Central States Beverage Co
Posted at 7:30 AM, Apr 01, 2019
and last updated 2019-04-01 08:50:14-04

KANSAS CITY, Mo. — Consumers can now buy higher volume beer in grocery and convenience stores on the Kansas side of the state line. A new law took effect April 1 allowing those retailers to sell beer with up to 6 percent alcohol by volume, instead of the previous limit of 3.2 percent.

Missouri allows gas stations and grocery stores to sell “strong beer,” plus wine and liquor. The different rules on alcohol sales aren’t the only quirks consumers have to deal with when living in an area such as Kansas City, which is split between two states.

To understand the state line that exists today, go back in time to 1823. About 19 years after Lewis and Clark passed Kaw Point, Joseph Brown started at the spot where the Missouri and Kansas rivers meet with his task of marking the border of Missouri. His field notes and hand-drawn maps show what his team surveyed as it drew what became the state line.

“A remarkable mound-like hill about half-a-mile wide,” Brown noted about five miles south of Kaw Point.

Leawood police Captain Brad Robbins learned when he joined the police department State Line Road isn’t always divided 50-50 along the state line. Near 103rd Street, for example, it curves around Indian Creek.

"This is probably the most extreme spot," Robbins said.

He warned you can’t get out of a speeding ticket if you stop on the Missouri side of the road when a Kansas officer pulls you over. Robbins said his officers will mail you the ticket, they can’t physically hand it over in Missouri.

"Because we work on the state line, there are laws in place that give us limited jurisdiction in each other's space," he said.

In 2009, QuikTrip tore down and re-built a store at 3101 Southwest Boulevard so it would be completely in Missouri, where the gas tax is 7 cents cheaper per gallon and laws allow convenience stores to sell strong beer, wine and liquor.

Those strict state-by-state alcohol regulations mean John Kane has one of the most unique offices in Kansas City.

"As we mosey along, we're still in Missouri, and if we go down one more section, we'll be over in Kansas," he pointed out while walking through the warehouse of Central States Beverage Company.

Kane is the general manager of beer and liquor distributor. Its headquarters are purposefully on the state line, south of where State Line Road veers into Kenneth Parkway. That way, Central States Beverage Co. can deliver to Missouri and Kansas from one location.

"The beer has to rest in the state in which it's being sold," Kane said. "So you just can't put it on one side and say this is Kansas beer and it's sitting in Missouri. Kansas would like to see it on the Kansas side. And Missouri is the same way."

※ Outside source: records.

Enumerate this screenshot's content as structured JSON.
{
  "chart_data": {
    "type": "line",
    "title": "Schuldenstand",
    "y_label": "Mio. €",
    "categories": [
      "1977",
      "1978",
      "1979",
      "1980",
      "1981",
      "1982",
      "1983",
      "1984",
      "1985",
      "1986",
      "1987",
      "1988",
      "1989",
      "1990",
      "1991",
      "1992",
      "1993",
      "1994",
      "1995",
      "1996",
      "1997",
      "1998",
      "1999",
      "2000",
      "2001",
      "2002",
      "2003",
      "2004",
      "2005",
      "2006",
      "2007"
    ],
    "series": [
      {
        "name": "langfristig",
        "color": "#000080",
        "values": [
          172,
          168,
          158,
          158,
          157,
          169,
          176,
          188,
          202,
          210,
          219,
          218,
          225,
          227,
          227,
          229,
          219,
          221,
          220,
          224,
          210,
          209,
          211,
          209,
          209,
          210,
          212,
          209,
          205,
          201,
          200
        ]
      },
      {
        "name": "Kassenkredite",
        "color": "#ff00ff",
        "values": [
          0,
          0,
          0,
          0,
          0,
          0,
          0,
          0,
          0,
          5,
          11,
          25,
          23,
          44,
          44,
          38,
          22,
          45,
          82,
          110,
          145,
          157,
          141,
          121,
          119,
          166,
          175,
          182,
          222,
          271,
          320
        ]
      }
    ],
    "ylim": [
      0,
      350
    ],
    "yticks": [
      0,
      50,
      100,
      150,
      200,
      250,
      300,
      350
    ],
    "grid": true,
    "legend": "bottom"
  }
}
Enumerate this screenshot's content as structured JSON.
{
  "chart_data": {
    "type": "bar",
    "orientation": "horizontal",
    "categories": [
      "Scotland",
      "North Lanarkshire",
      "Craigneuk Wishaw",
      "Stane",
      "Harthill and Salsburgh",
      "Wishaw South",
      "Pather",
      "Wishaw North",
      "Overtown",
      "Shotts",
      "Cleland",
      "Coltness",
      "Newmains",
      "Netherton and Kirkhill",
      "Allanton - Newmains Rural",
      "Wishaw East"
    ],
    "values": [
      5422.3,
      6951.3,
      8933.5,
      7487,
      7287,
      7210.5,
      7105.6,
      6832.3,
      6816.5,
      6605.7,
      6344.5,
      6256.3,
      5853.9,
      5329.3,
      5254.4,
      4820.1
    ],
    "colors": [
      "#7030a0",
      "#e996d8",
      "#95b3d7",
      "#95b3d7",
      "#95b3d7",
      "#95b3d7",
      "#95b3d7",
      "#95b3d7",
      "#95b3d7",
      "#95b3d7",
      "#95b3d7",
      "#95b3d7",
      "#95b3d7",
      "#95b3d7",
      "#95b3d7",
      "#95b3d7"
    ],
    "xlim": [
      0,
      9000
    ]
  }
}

Working in one building with two addresses comes with its challenges.

"Who do you call in case there is a fire? Who do you call in case of a break-in," Kane asked rhetorically. He said Leawood has the closest fire station.

When the building recently expanded, Kansas City, Missouri, allowed gutters to show on the outside of the building, but Leawood city code had different rules. So the same building has gutters outside on one half and concealed on the inside on the other half of the building.

"They don't want to see the gutters," Kane said.

That's a fact Joseph Brown never could have predicted when he surveyed the line nearly 200 years ago.